FDA Withholds Big Ag Antibiotic-Usage Information

The Agency reports the amount of drugs sold to the agriculture industry every year—but the limited numbers are far from telling.

It's not a question of if livestock is being fed antibiotics, but of when and how much and why. (Photo:Michael Hewes/Getty Images)

Dec 17, 2012· 1 MIN READ
Willy Blackmore is TakePart’s Food editor.

In the wonky world of food-policy issues, there are few topics less sexy than public hearings and comment periods relating to ADUFA reauthorization.

It’s intentionally dense to lead with the acronym for the Animal Drug User Fee Act, but if you’re of the opinion that information about the usage of antibiotics in animal husbandry needs to be accesible to consumers, this little-known piece of legislation should be important to you. The act is the only law that requires the release of figures for drugs sold to the agriculture industry. There's a public hearing set for tomorrow regarding the bill's pending reauthorization, and while chances are the act will be reauthorized, the disclosures it allows are by no means a benchmark of transparency.

In a story for Wired, Maryn McKenna reports that ADUFA II, the 2008 version of the bill, helped us learn back in 2010 that “livestock raised in the United States received 28.8 million pounds of antibiotics per year in 2009 and 29.2 million pounds in 2010.” Unfortunately, such numbers bring up more questions than they do offer answer answers: What percentage of the antibiotics where prescribed to treat disease? How prevalent was use of non-medically necessary antibiotics to spur growth? No figures that could address these or similar inquiries are provided in the report. As McKenna writes, “the FDA is forgoing opportunities to compel companies to disclose data that it would be in the public’s interest to know.”

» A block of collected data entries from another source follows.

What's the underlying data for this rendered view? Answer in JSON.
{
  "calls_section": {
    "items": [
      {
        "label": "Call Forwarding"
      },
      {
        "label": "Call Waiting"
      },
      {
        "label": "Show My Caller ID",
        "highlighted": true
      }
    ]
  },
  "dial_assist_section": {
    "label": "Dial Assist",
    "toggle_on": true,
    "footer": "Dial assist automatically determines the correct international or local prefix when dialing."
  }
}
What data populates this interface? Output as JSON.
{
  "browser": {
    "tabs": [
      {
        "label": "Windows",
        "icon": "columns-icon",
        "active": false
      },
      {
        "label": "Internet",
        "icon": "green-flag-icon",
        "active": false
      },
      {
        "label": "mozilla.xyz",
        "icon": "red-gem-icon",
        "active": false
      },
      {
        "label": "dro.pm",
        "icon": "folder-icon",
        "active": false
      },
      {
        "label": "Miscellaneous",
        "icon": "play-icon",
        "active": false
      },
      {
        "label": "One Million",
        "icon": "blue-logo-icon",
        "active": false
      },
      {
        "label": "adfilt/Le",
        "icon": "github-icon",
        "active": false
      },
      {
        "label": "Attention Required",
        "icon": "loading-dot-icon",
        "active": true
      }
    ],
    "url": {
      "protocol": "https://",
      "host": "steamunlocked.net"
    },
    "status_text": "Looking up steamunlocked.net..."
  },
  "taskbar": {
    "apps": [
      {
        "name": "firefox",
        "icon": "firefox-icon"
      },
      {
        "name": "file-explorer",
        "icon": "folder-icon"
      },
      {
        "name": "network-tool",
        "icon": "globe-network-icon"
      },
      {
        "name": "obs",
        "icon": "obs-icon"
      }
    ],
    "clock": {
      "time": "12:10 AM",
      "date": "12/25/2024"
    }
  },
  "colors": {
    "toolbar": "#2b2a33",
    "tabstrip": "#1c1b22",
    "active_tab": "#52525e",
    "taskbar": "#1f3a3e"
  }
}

The annual ADUFA report only lists, according to McKenna, the class of antibiotic and the number of kilograms “of all the drugs sold, by all the companies, for all livestock species, across all agricultural uses: growth promoters, prevention, and treatment.” A whopping 5,592,123 kilograms of Tetracyclines were sold in 2010, the highest of any antimicrobial class, but it’s nearly impossible to divine what, exactly, that number means without further details.

McKenna writes that the FDA has more data on file, and that public health and consumer advocacy groups have been using these limited public hearings and comment periods to call on the Agency to make that information accessible. But according to her story, it doesn’t appear that the FDA will heed any of these calls: “There is no sign it [the FDA] has responded to any of the requests made by organizations concerned about the off-farm, downstream, human health effects which occur when those antibiotics are used.”